Dare shook his head. Logan sat beside him on the sofa, his stomach roiling with so much turmoil, he feared he’d be sick.

“Did Toni say why she did it?” Logan asked. He still couldn’t wrap his head around the idea that she’d sold their souls to the tabloids. It simply didn’t seem like something she would do. Maybe if he knew why she’d stooped to such a low level, he could find a reason to forgive her. Because damn it all, he couldn’t imagine spending the next five minutes, much less the rest of his life, without her.

“Of course she didn’t say why,” Reagan snapped. “The lying little bitch denied everything.”

“She denied it?”

Logan had initially felt too betrayed to even want to hear Toni’s side of the story, but now that the dust had settled, he was wishing he’d taken a moment to hear her out. She’d obviously been upset outside the stadium. He’d assumed it was because she’d been caught and subsequently fired.

“Yeah, she was going on about some journal she’d misplaced,” Steve said, flicking his wrist dismissively.

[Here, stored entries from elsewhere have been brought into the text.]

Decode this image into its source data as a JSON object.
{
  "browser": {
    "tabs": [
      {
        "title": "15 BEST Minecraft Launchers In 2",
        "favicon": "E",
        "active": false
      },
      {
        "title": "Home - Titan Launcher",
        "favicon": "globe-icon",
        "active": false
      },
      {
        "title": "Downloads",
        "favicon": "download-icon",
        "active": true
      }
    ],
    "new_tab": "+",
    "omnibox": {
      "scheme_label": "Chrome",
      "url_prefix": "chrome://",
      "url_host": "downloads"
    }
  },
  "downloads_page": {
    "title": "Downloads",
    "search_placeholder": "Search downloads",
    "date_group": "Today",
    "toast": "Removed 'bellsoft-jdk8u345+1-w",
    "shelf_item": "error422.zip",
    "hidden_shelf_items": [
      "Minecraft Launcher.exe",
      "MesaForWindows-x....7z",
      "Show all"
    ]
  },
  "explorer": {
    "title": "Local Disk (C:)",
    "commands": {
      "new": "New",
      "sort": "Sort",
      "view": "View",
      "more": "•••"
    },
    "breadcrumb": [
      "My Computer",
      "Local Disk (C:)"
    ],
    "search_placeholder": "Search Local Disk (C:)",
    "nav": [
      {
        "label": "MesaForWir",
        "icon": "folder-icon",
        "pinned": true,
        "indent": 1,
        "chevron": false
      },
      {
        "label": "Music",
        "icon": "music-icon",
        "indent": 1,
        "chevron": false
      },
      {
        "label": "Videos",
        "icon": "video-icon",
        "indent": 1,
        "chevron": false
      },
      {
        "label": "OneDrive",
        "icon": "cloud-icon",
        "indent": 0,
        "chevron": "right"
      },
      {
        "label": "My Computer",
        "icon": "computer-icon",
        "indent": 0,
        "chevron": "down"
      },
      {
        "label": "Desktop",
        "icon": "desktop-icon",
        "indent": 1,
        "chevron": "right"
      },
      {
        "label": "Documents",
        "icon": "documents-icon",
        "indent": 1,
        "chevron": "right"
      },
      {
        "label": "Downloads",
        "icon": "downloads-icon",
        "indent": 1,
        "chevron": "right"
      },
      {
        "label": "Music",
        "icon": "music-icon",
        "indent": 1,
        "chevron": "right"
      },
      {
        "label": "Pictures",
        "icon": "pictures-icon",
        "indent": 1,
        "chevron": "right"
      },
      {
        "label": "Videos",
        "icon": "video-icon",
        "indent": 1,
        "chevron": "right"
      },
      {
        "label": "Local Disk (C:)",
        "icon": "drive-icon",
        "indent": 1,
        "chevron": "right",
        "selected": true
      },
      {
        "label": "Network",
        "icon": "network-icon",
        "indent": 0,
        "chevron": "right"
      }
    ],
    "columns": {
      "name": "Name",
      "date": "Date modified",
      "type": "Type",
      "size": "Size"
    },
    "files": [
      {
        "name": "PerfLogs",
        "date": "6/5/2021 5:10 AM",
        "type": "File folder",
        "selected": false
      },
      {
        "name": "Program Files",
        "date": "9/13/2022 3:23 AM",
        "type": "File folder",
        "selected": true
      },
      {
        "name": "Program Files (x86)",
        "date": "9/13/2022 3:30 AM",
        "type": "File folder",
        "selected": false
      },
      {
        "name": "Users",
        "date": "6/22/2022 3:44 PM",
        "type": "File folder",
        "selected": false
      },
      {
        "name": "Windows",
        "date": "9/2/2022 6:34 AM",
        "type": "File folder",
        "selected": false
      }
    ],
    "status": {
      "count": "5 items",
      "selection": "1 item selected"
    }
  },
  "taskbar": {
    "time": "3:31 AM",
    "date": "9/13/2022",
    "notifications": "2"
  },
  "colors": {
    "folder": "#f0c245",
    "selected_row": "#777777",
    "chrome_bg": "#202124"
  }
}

“Her journal?” Logan’s breath caught. She’d talked about losing her personal journal over a week before. He’d even gotten her a new one to replace it. “She was upset when it went missing. Shit, she didn’t sell any of us out. Someone took or found her journal and they sold us out.” A weight lifted from his heavy heart as he realized he hadn’t misjudged her character. Toni was the woman he’d fallen in love with, not some poser just trying to get the inside scoop on the band.

He had to call her. He slid his hand into the pocket where he usually kept his cellphone, only to find it missing. He checked his other pocket. Not there either. Shit! Of all the times to be without his phone.

“Has anyone seen my phone?” he asked, rising from the sofa to head for his bunk. Maybe he’d left it there when he’d changed before the concert.

“You are not calling her.” Reagan stepped into his path and placed both hands on his chest.

“Yeah, I am. I can’t even imagine how hurt and confused and upset she is right now.” He needed to tell her everything was going to be all right. That he still loved her. That they had to work things out because she was a necessity to his very existence.

“How hurt and upset she is? She betrayed you Logan,” Reagan said. “She betrayed all of us. You’ve known her a couple of weeks. How long have you known the members of your band?”